Los rumores no andaban muy alejados de las cifras reales que se han dado: 68 votos a favor y 55 en contra. "Ha sido el movimiento animalista y la voluntad popular la que ha promovido la prohibición", dice Anna Mulà, de la plataforma Prou! , dejando claro que la iniciativa viene de la calle. 180.000 firmas pidieron la prohibición y permitieron que se iniciase el proceso para abolir la fiesta, ya que para ellos las corridas de toros son una causa de maltrato animal y, por lo tanto, un delito.

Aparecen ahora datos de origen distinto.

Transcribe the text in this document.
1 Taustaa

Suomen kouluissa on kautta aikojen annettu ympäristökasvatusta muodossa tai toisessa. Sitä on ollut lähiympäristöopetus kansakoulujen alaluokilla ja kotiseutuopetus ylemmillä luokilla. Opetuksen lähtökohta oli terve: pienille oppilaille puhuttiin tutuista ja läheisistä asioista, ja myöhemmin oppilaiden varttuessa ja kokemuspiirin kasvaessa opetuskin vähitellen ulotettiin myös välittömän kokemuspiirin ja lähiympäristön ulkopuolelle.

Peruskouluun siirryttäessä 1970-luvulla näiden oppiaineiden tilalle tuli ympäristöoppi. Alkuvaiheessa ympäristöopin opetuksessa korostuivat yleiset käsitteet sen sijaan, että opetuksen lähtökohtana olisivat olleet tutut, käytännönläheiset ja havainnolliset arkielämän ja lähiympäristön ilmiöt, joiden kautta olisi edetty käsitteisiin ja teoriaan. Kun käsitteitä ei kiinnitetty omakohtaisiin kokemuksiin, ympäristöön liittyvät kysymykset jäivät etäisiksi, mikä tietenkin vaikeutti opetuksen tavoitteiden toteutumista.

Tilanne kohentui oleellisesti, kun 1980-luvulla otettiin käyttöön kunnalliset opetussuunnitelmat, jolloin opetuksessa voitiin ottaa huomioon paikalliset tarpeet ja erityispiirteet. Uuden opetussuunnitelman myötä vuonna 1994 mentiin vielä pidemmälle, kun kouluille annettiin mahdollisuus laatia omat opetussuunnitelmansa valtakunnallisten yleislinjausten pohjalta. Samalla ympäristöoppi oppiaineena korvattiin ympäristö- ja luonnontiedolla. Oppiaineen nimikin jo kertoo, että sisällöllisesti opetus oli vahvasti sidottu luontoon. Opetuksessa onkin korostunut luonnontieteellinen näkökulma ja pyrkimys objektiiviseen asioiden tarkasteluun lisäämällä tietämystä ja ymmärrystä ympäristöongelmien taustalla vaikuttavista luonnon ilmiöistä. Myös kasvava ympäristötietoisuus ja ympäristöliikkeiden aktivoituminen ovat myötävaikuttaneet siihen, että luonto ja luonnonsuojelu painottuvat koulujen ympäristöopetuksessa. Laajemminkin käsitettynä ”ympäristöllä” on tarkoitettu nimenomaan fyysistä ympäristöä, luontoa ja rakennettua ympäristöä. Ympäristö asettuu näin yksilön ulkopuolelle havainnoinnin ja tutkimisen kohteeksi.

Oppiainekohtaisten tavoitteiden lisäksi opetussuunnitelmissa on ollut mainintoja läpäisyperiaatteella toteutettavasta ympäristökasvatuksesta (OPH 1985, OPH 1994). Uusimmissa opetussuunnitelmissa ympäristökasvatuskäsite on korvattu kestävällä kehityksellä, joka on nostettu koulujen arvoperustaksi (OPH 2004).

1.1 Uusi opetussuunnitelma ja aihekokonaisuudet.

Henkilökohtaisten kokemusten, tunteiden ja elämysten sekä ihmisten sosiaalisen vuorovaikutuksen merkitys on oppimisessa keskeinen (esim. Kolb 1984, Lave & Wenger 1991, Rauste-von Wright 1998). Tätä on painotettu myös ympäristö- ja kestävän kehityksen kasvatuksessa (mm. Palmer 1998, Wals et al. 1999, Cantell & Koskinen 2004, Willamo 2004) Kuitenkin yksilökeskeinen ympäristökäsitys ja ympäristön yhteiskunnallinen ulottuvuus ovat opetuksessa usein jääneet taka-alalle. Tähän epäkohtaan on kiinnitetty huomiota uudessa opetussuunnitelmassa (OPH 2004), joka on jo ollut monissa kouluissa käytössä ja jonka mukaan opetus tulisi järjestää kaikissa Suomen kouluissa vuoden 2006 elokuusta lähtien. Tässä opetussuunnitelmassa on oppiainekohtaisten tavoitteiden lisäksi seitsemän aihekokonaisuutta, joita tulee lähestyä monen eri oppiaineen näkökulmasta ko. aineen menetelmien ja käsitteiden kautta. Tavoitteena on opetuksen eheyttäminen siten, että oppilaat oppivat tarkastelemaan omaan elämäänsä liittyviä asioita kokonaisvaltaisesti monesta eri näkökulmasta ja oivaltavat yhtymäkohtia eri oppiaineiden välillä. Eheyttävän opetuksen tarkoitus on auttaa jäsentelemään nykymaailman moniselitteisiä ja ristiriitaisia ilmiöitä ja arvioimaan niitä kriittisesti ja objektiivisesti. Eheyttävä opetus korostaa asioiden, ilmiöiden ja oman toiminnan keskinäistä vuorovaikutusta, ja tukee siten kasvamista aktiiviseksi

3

Albert Rivera , presidente de Ciudadanos , ha hablado esta mañana en el Parlament para dejar claro su punto de vista. "¿Es un debate animalista? Los promotores han demostrado que para algunas personas sí. Pero la realidad es que para algunos grupos políticos este no ha sido un debate de protección animal". Y esto ha sido lo que se ha barajado durante todo el debate: si la abolición se pedía por protección animal o por política.
Las corridas de toros ya habían sido prohibidas en Canarias en 1991 por una ley autonómica que prohibía la utilización de animales en peleas, fiestas, espectáculos y otras actividades que conlleven maltrato, crueldad o sufrimiento. Canarias es el territorio del Estado español que mayor rechazo muestra hacia la tortura de los toros, junto con Cataluña y Galicia, característica que ha quedado manifestada esta mañana en el Parlamento catalán.